Ludigel vor Gericht in Taiwan

Nein Gott sei Dank nur als Besucher einer Gerichtsverhandlung in Taipei, Taiwan, am gestrigen Morgen. Vor (dem) Gericht (sitzend) also. Viele Besucherplätze gibt es gar nicht, man lässt nur Anverwandte der Prozessteilnehmer rein scheinbar. Der Gerichtssaal war groß wie ein Klassenzimmer, hübsch holzgetäfelt und modern mit Computerdisplays, auch draußen zeigt Windows XP in chinesischen Schriftzeichen an, was innen vorgeht. Die Richterin und ihre beiden Beisitzer, eine Frau und ein Mann, saßen auf einer deutlich erhöhten Richterbank, in schwarzen Roben mit knallblauem Deko als Zeichen des Richterstandes. Ein Waagensymbol über der vorsitzenden Richterin macht deutlich, dass hier Justizia auch am östlichen Tellerrand der Weltscheibe, östlich vom fernen Osten sozusagen, sorgsam abwägen wird.
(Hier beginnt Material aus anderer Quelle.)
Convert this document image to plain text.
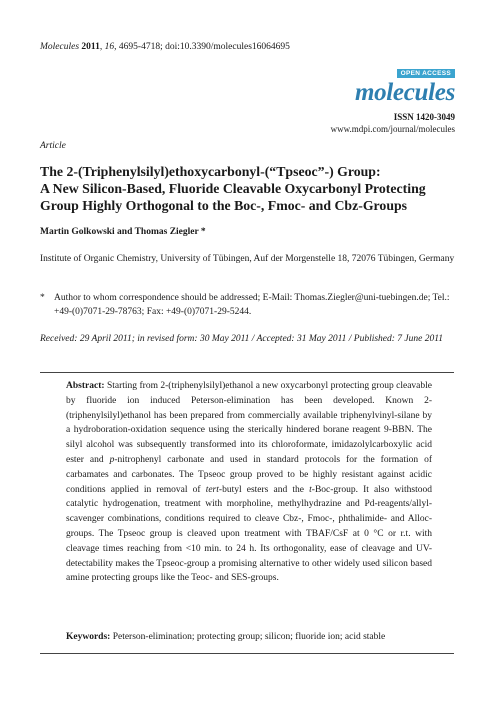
Molecules 2011, 16, 4695-4718; doi:10.3390/molecules16064695
OPEN ACCESS
molecules
ISSN 1420-3049
www.mdpi.com/journal/molecules
Article
The 2-(Triphenylsilyl)ethoxycarbonyl-(“Tpseoc”-) Group:
A New Silicon-Based, Fluoride Cleavable Oxycarbonyl Protecting
Group Highly Orthogonal to the Boc-, Fmoc- and Cbz-Groups
Martin Golkowski and Thomas Ziegler *
Institute of Organic Chemistry, University of Tübingen, Auf der Morgenstelle 18, 72076 Tübingen, Germany
* Author to whom correspondence should be addressed; E-Mail: Thomas.Ziegler@uni-tuebingen.de; Tel.: +49-(0)7071-29-78763; Fax: +49-(0)7071-29-5244.
Received: 29 April 2011; in revised form: 30 May 2011 / Accepted: 31 May 2011 / Published: 7 June 2011
Abstract: Starting from 2-(triphenylsilyl)ethanol a new oxycarbonyl protecting group cleavable by fluoride ion induced Peterson-elimination has been developed. Known 2-(triphenylsilyl)ethanol has been prepared from commercially available triphenylvinyl-silane by a hydroboration-oxidation sequence using the sterically hindered borane reagent 9-BBN. The silyl alcohol was subsequently transformed into its chloroformate, imidazolylcarboxylic acid ester and p-nitrophenyl carbonate and used in standard protocols for the formation of carbamates and carbonates. The Tpseoc group proved to be highly resistant against acidic conditions applied in removal of tert-butyl esters and the t-Boc-group. It also withstood catalytic hydrogenation, treatment with morpholine, methylhydrazine and Pd-reagents/allyl-scavenger combinations, conditions required to cleave Cbz-, Fmoc-, phthalimide- and Alloc-groups. The Tpseoc group is cleaved upon treatment with TBAF/CsF at 0 °C or r.t. with cleavage times reaching from <10 min. to 24 h. Its orthogonality, ease of cleavage and UV-detectability makes the Tpseoc-group a promising alternative to other widely used silicon based amine protecting groups like the Teoc- and SES-groups.
Keywords: Peterson-elimination; protecting group; silicon; fluoride ion; acid stable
Im Mittelteil die um 90 Grad versetzten Schreibtische von Verteidiger (links) und Staatsanwalt (rechts), beide vor Computerterminals sitzend, wie auch die ganze Riege der Gerichtshelfer und Protokollanten vor den Richtern. Der Staatsanwalt, der nur selten, aber dann mir ruhiger und sanfter Stimme spricht, hat pinkfarbenes Desko auf der schwarzen Robe, der Verteidiger graues.
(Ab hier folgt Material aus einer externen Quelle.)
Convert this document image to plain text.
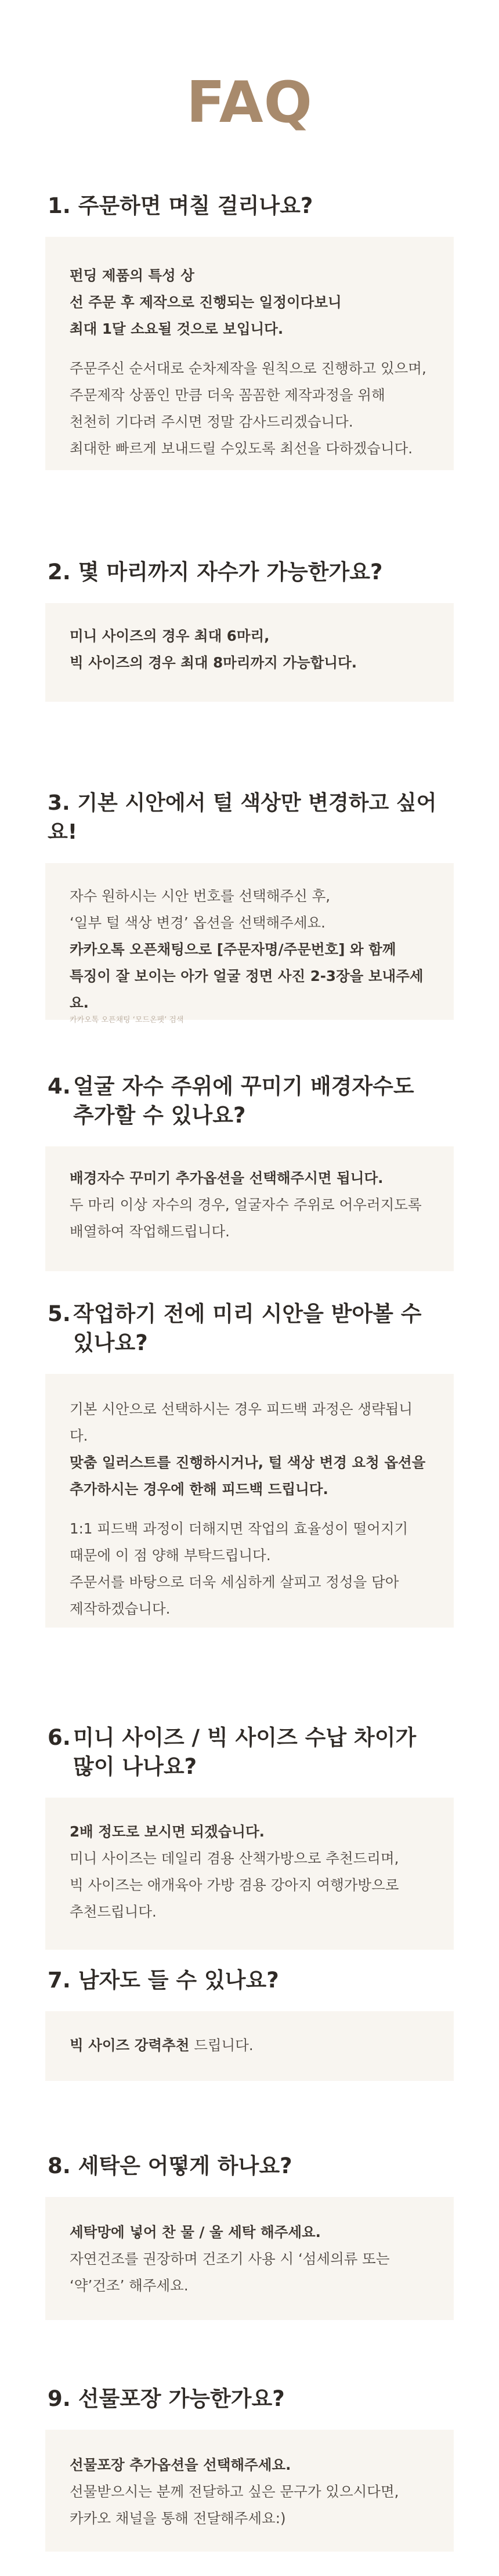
FAQ
1. 주문하면 며칠 걸리나요?

펀딩 제품의 특성 상
선 주문 후 제작으로 진행되는 일정이다보니
최대 1달 소요될 것으로 보입니다.

주문주신 순서대로 순차제작을 원칙으로 진행하고 있으며,
주문제작 상품인 만큼 더욱 꼼꼼한 제작과정을 위해
천천히 기다려 주시면 정말 감사드리겠습니다.
최대한 빠르게 보내드릴 수있도록 최선을 다하겠습니다.

2. 몇 마리까지 자수가 가능한가요?

미니 사이즈의 경우 최대 6마리,
빅 사이즈의 경우 최대 8마리까지 가능합니다.

3. 기본 시안에서 털 색상만 변경하고 싶어요!

자수 원하시는 시안 번호를 선택해주신 후,
‘일부 털 색상 변경’ 옵션을 선택해주세요.

카카오톡 오픈채팅으로 [주문자명/주문번호] 와 함께
특징이 잘 보이는 아가 얼굴 정면 사진 2-3장을 보내주세요.

카카오톡 오픈채팅 ‘모드온펫’ 검색

4. 얼굴 자수 주위에 꾸미기 배경자수도
추가할 수 있나요?

배경자수 꾸미기 추가옵션을 선택해주시면 됩니다.

두 마리 이상 자수의 경우, 얼굴자수 주위로 어우러지도록
배열하여 작업해드립니다.

5. 작업하기 전에 미리 시안을 받아볼 수
있나요?

기본 시안으로 선택하시는 경우 피드백 과정은 생략됩니다.

맞춤 일러스트를 진행하시거나, 털 색상 변경 요청 옵션을
추가하시는 경우에 한해 피드백 드립니다.

1:1 피드백 과정이 더해지면 작업의 효율성이 떨어지기
때문에 이 점 양해 부탁드립니다.
주문서를 바탕으로 더욱 세심하게 살피고 정성을 담아
제작하겠습니다.

6. 미니 사이즈 / 빅 사이즈 수납 차이가
많이 나나요?

2배 정도로 보시면 되겠습니다.

미니 사이즈는 데일리 겸용 산책가방으로 추천드리며,
빅 사이즈는 애개육아 가방 겸용 강아지 여행가방으로
추천드립니다.

7. 남자도 들 수 있나요?

빅 사이즈 강력추천 드립니다.

8. 세탁은 어떻게 하나요?

세탁망에 넣어 찬 물 / 울 세탁 해주세요.

자연건조를 권장하며 건조기 사용 시 ‘섬세의류 또는
‘약’건조’ 해주세요.

9. 선물포장 가능한가요?

선물포장 추가옵션을 선택해주세요.

선물받으시는 분께 전달하고 싶은 문구가 있으시다면,
카카오 채널을 통해 전달해주세요:)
Gestern Tote beim Mittagsschlaf, heute humpelnde Gangsterbräute. Alles im Taiwanblog aus der Tailightzone des Wahnsinns am Tellerrand der Weltscheibe.


Auf der Zeugenbank neben dem Staatsanwalt eine ältere Dame, ein Mann um die Dreißig und ... meine Schwiegermutter. Alle drei Opfer einer Telefonbetrügerbande, eine Betrügerei, über die hier im Blog schon öfter berichtet wurde (zu letzt HIER: Link). Die Kurzfassung der Geschichte: Schwiegermutter wurde vor etwa einem Jahr sowohl auf Festnetz als auch auf Handy von falschen Polizisten angerufen, die ihr eine Haftstrafe (für "die alte Geschichte, na sie wissen schon, damals.....") androhten. Natürlich gab es keine "alte Geschichte", aber wir haben bei dieser Sache gemerkt, dass die Mutter meiner Frau nun scheinbar gehörig geistig abgebaut hat, denn sie ließ sich zu einem Geldautomaten buchsieren, an dem ein Teenager wartete. Diesem übergab sie das schnell von der Bank abgehobene gesamte Geld auf ihrem Konto, immerhin 25.000 Euro umgerechnet, eine Million Taiwandollar. Da kann man hier viel Reis für kaufen. Ein paar Stunden später erschien "ein Polizist" in ihrer Wohnung, ob echt oder falsch wurde nie geklärt, und erkundigte sich bei Schwiegermama, ob alles in Ordnung sei, was sie verschüchtert bejahte. Echter Sherrif? Korrumpiert? Oder auch Gangster?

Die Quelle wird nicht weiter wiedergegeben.